Researcher Affiliation	Academia	Srikanth Jagabathula EMAIL Department of Information, Operations, and Management Sciences Leonard N. Stern School of Business New York University, NY 10012, USA. Lakshminarayanan Subramanian EMAIL Department of Computer Science Courant Institute of Mathematical Sciences New York University, NY 10012, USA. Ashwin Venkataraman EMAIL Department of Computer Science Courant Institute of Mathematical Sciences New York University, NY 10012, USA
Pseudocode	Yes	Algorithm 1 soft penalty, Algorithm 2 hard penalty, Algorithm 3 penalty-based label aggregation
Open Source Code	No	The paper does not provide an explicit statement about the release of its source code or a link to a code repository. It mentions using a third-party library, 'Python networkx library', but this is not the authors' own implementation code.

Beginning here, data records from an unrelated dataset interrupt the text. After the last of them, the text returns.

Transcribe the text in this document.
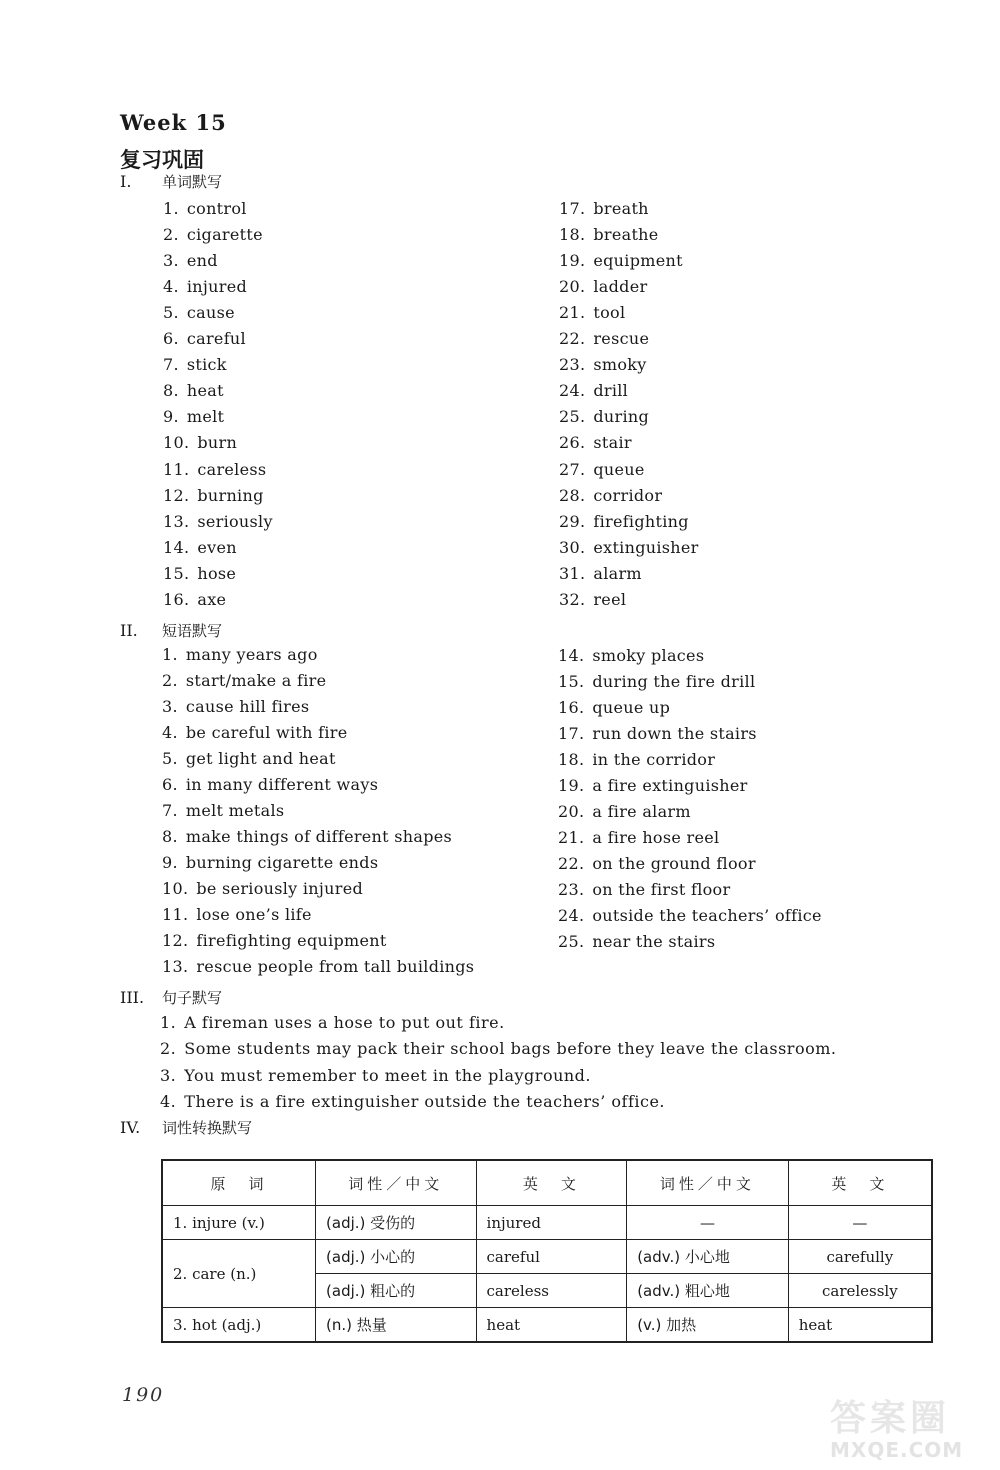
Week 15
复习巩固
I. 单词默写
1. control
2. cigarette
3. end
4. injured
5. cause
6. careful
7. stick
8. heat
9. melt
10. burn
11. careless
12. burning
13. seriously
14. even
15. hose
16. axe
17. breath
18. breathe
19. equipment
20. ladder
21. tool
22. rescue
23. smoky
24. drill
25. during
26. stair
27. queue
28. corridor
29. firefighting
30. extinguisher
31. alarm
32. reel
II. 短语默写
1. many years ago
2. start/make a fire
3. cause hill fires
4. be careful with fire
5. get light and heat
6. in many different ways
7. melt metals
8. make things of different shapes
9. burning cigarette ends
10. be seriously injured
11. lose one’s life
12. firefighting equipment
13. rescue people from tall buildings
14. smoky places
15. during the fire drill
16. queue up
17. run down the stairs
18. in the corridor
19. a fire extinguisher
20. a fire alarm
21. a fire hose reel
22. on the ground floor
23. on the first floor
24. outside the teachers’ office
25. near the stairs
III. 句子默写
1. A fireman uses a hose to put out fire.
2. Some students may pack their school bags before they leave the classroom.
3. You must remember to meet in the playground.
4. There is a fire extinguisher outside the teachers’ office.
IV. 词性转换默写
原　词	词性／中文	英　文	词性／中文	英　文
1. injure (v.)	(adj.) 受伤的	injured	—	—
2. care (n.)	(adj.) 小心的	careful	(adv.) 小心地	carefully
	(adj.) 粗心的	careless	(adv.) 粗心地	carelessly
3. hot (adj.)	(n.) 热量	heat	(v.) 加热	heat
190
答案圈
MXQE.COM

Open Datasets	Yes	We focused on the following standard datasets: stage2 and task2: consisting of a collection of topic-document pairs labeled as relevant or non-relevant by workers on Amazon Mechanical Turk (see Tang and Lease, 2011). rte and temp: consisting of annotations by Amazon Mechanical Turk workers for different natural language processing (NLP) tasks... (see Snow et al., 2008). tweets: consisting of sentiment (positive or negative) labels for 1000 tweets (see Mozafari et al., 2014).
Dataset Splits	No	The paper describes the generation of synthetic data in Section 5.2, including parameters for worker honesty probability (q=0.7), task prevalence (γ=0.5), and worker reliability distribution (µw u.a.r from [0.8, 1.0)). However, it does not explicitly provide details about training/test/validation splits for either the synthetic data or the real-world datasets used.
Hardware Specification	No	The paper does not provide specific details about the hardware used for running its experiments, such as GPU models, CPU types, or memory specifications.
Software Dependencies	No	The paper mentions using the 'Python networkx library' in Section 5.2 but does not provide a specific version number for this library or for Python itself. The instructions require specific version numbers for software dependencies.
Experiment Setup	Yes	Section 5.2, 'Setup of study', details parameters for the simulation, such as 'n = 100 workers', 'probability q that a worker is honest was set to 0.7', 'prevalence γ of +1 tasks was set to 0.5', 'worker degrees according to a power-law distribution (with exponent a = 2.5) with the minimum degree equal to 5', and 'reliability µw u.a.r from the interval [0.8, 1.0)'. Additionally, Section 5.1 states 'We chose kmax = 100 in our experiments' for the KOS algorithm and describes an iterative worker removal process.